Sunday, February 1, 2009

Dw1 b

From the course text “It Bees Dat Way Sometime” the author Smitherman writes about Black English. Smitherman shows how Black English has just as many rules and regulations as AAE. Throughout the passage she shows different rules and grammatical structures for particular sentences. She also tells of ways one would speak in Black English. The main point that she tries to get across is that although Black English is different from AAE, it doesn’t make it any better or worse. At the end of the passage she quotes a poem by Langston Hughes.

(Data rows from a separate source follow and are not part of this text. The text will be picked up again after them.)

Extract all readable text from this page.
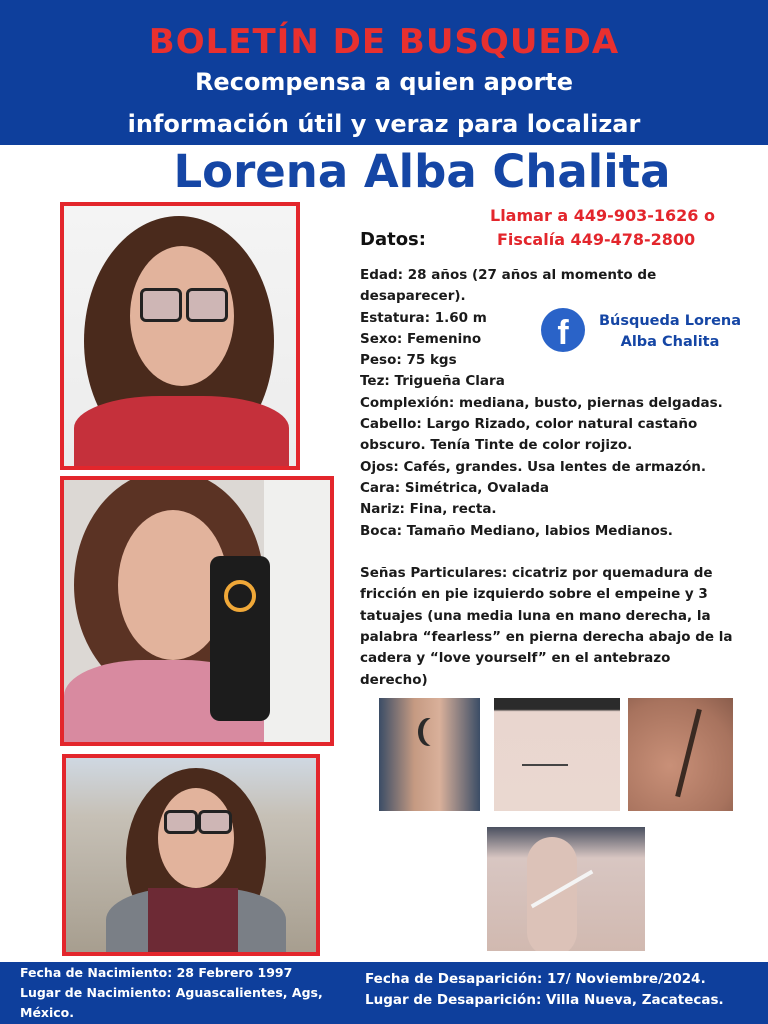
BOLETÍN DE BUSQUEDA
Recompensa a quien aporte
información útil y veraz para localizar
Lorena Alba Chalita
Llamar a 449-903-1626 o
Fiscalía 449-478-2800
Datos:
f	Búsqueda Lorena
Alba Chalita
Edad: 28 años (27 años al momento de
desaparecer).
Estatura: 1.60 m
Sexo: Femenino
Peso: 75 kgs
Tez: Trigueña Clara
Complexión: mediana, busto, piernas delgadas.
Cabello: Largo Rizado, color natural castaño
obscuro. Tenía Tinte de color rojizo.
Ojos: Cafés, grandes. Usa lentes de armazón.
Cara: Simétrica, Ovalada
Nariz: Fina, recta.
Boca: Tamaño Mediano, labios Medianos.
Señas Particulares: cicatriz por quemadura de
fricción en pie izquierdo sobre el empeine y 3
tatuajes (una media luna en mano derecha, la
palabra “fearless” en pierna derecha abajo de la
cadera y “love yourself” en el antebrazo
derecho)
Fecha de Nacimiento: 28 Febrero 1997
Lugar de Nacimiento: Aguascalientes, Ags,
México.
Fecha de Desaparición: 17/ Noviembre/2024.
Lugar de Desaparición: Villa Nueva, Zacatecas.
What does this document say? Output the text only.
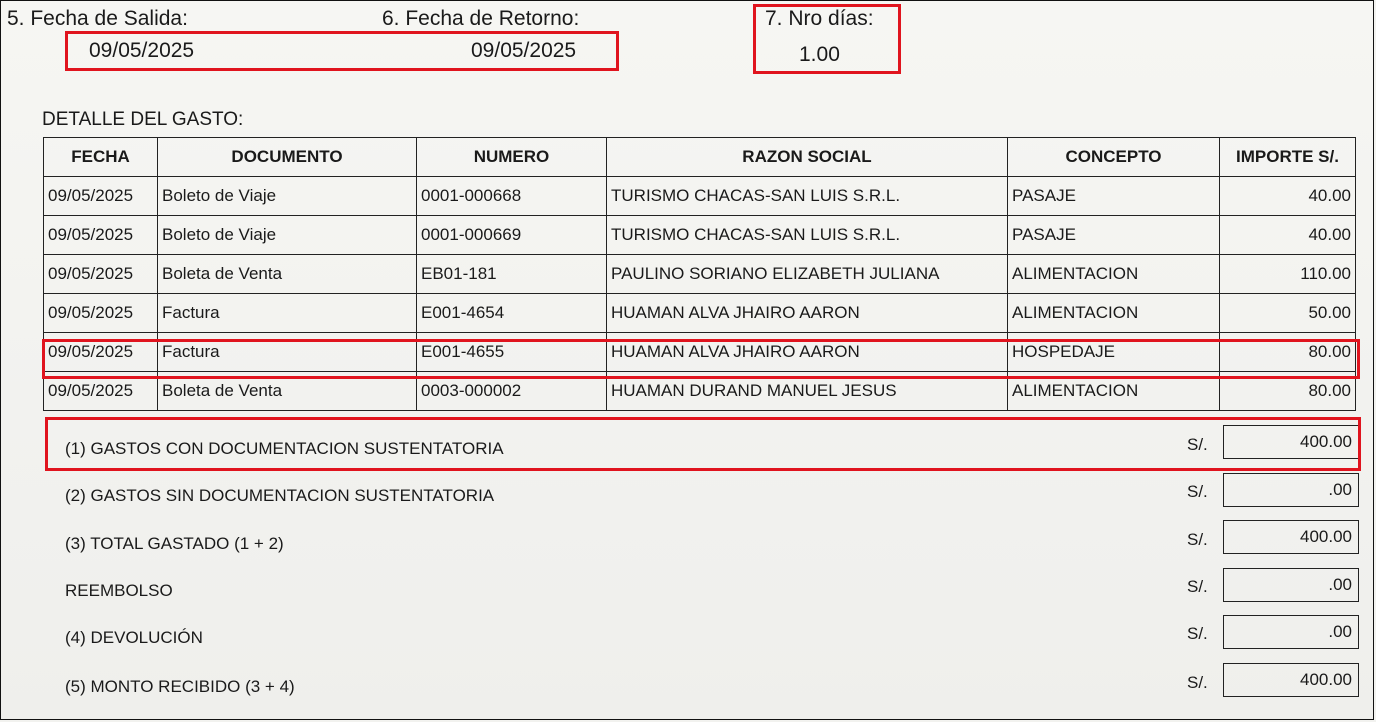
5. Fecha de Salida:	6. Fecha de Retorno:	7. Nro días:
09/05/2025	09/05/2025	1.00
DETALLE DEL GASTO:
FECHA	DOCUMENTO	NUMERO	RAZON SOCIAL	CONCEPTO	IMPORTE S/.
09/05/2025	Boleto de Viaje	0001-000668	TURISMO CHACAS-SAN LUIS S.R.L.	PASAJE	40.00
09/05/2025	Boleto de Viaje	0001-000669	TURISMO CHACAS-SAN LUIS S.R.L.	PASAJE	40.00
09/05/2025	Boleta de Venta	EB01-181	PAULINO SORIANO ELIZABETH JULIANA	ALIMENTACION	110.00
09/05/2025	Factura	E001-4654	HUAMAN ALVA JHAIRO AARON	ALIMENTACION	50.00
09/05/2025	Factura	E001-4655	HUAMAN ALVA JHAIRO AARON	HOSPEDAJE	80.00
09/05/2025	Boleta de Venta	0003-000002	HUAMAN DURAND MANUEL JESUS	ALIMENTACION	80.00
(1) GASTOS CON DOCUMENTACION SUSTENTATORIA	S/.	400.00
(2) GASTOS SIN DOCUMENTACION SUSTENTATORIA	S/.	.00
(3) TOTAL GASTADO (1 + 2)	S/.	400.00
REEMBOLSO	S/.	.00
(4) DEVOLUCIÓN	S/.	.00
(5) MONTO RECIBIDO (3 + 4)	S/.	400.00
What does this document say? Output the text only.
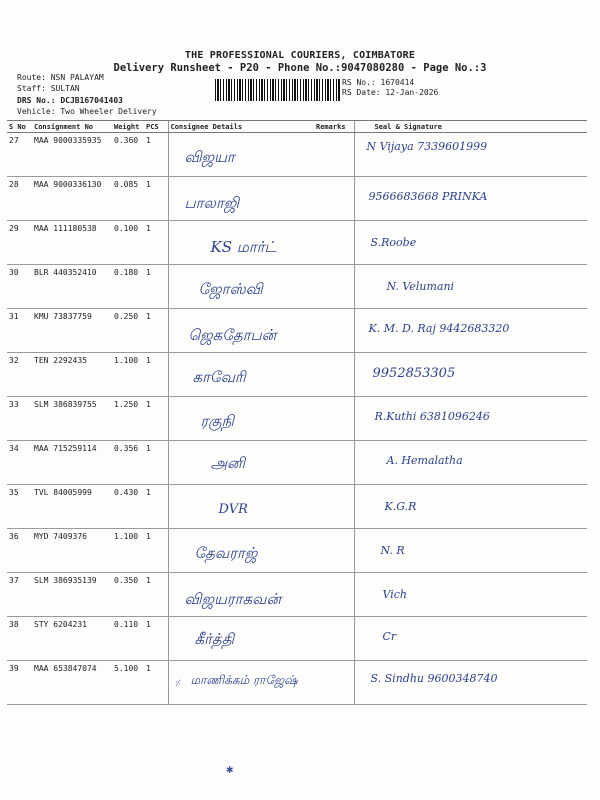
THE PROFESSIONAL COURIERS, COIMBATORE
Delivery Runsheet - P20 - Phone No.:9047080280 - Page No.:3
Route: NSN PALAYAM
Staff: SULTAN
DRS No.: DCJB167041403
Vehicle: Two Wheeler Delivery
RS No.: 1670414
RS Date: 12-Jan-2026
S No	Consignment No	Weight	PCS	Consignee Details	Remarks	Seal & Signature
27	MAA 9000335935	0.360	1	விஜயா		N Vijaya 7339601999

28	MAA 9000336130	0.085	1	பாலாஜி		9566683668 PRINKA

29	MAA 111180538	0.100	1	KS மார்ட்		S.Roobe

30	BLR 440352410	0.180	1	ஜோஸ்வி		N. Velumani

31	KMU 73837759	0.250	1	ஜெகதோபன்		K. M. D. Raj 9442683320

32	TEN 2292435	1.100	1	காவேரி		9952853305

33	SLM 386839755	1.250	1	ரகுநி		R.Kuthi 6381096246

34	MAA 715259114	0.356	1	அனி		A. Hemalatha

35	TVL 84005999	0.430	1	DVR		K.G.R

36	MYD 7409376	1.100	1	தேவராஜ்		N. R

37	SLM 386935139	0.350	1	விஜயராகவன்		Vich

38	STY 6204231	0.110	1	கீர்த்தி		Cr

39	MAA 653847074	5.100	1	மாணிக்கம் ராஜேஷ்		S. Sindhu 9600348740
⸓
✱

The poem really resonated in my mind because it reminded me so much of my commencement speech. The whole poem was written in Black English, which was considered incorrect. In my senior commencement speech, I spoke in a manner at some points which was considered “informal”. It was looked at as an incorrect way to address a public audience. In the Langston Hughes poem there is a phrase by a man named Simple, “If I can get the sense right, the grammar can take care of itself. I have not had enough schooling to put words together right-but I know some white folks who have went to school for forty years and do not do right. I figure it’s better to do right than to write right, is it not?”. The point is, it does not matter what you are saying, as long as it has meaning. The man in the Langston Hughes poem stated it beautifully; it doesn’t matter if you can speak correct AAE English or if you are speaking Black English, as long as what is said is true to the speakers’ heart and has meaning behind it than that’s all that matters. Even though my speech was not spoken in standard AAE, it was understood and enjoyed by the public. It did not matter how I was speaking to my audience, it was the fact that me and my senior class had a connection and I could speak in a way which was comfortable to me, and I believed would get my point across in the most effective way.
After reviewing the “ It Bees Dat Way” passage, and relating it to my own experience with my commencement speech, I found an underlying similarity. When you are expressing yourself through words, all that has to be made is that connection with the listener. It does not matter how you are saying it as long as that connection is made and the point is getting across. I used everyday language that a standard teenager would use, in my speech, to connect with the teenage audience. Langston Hughes used Black English, and showed slight differences did not make a difference to the power of the passage, it still has meaning. So as long as what your saying has meaning it doesn’t matter what type of grammar you use.

1 comment:

  1. I really like how you connect the speech and poem to audience awareness. I'm interested in seeing how you take that idea and apply it to additional writing situations as well.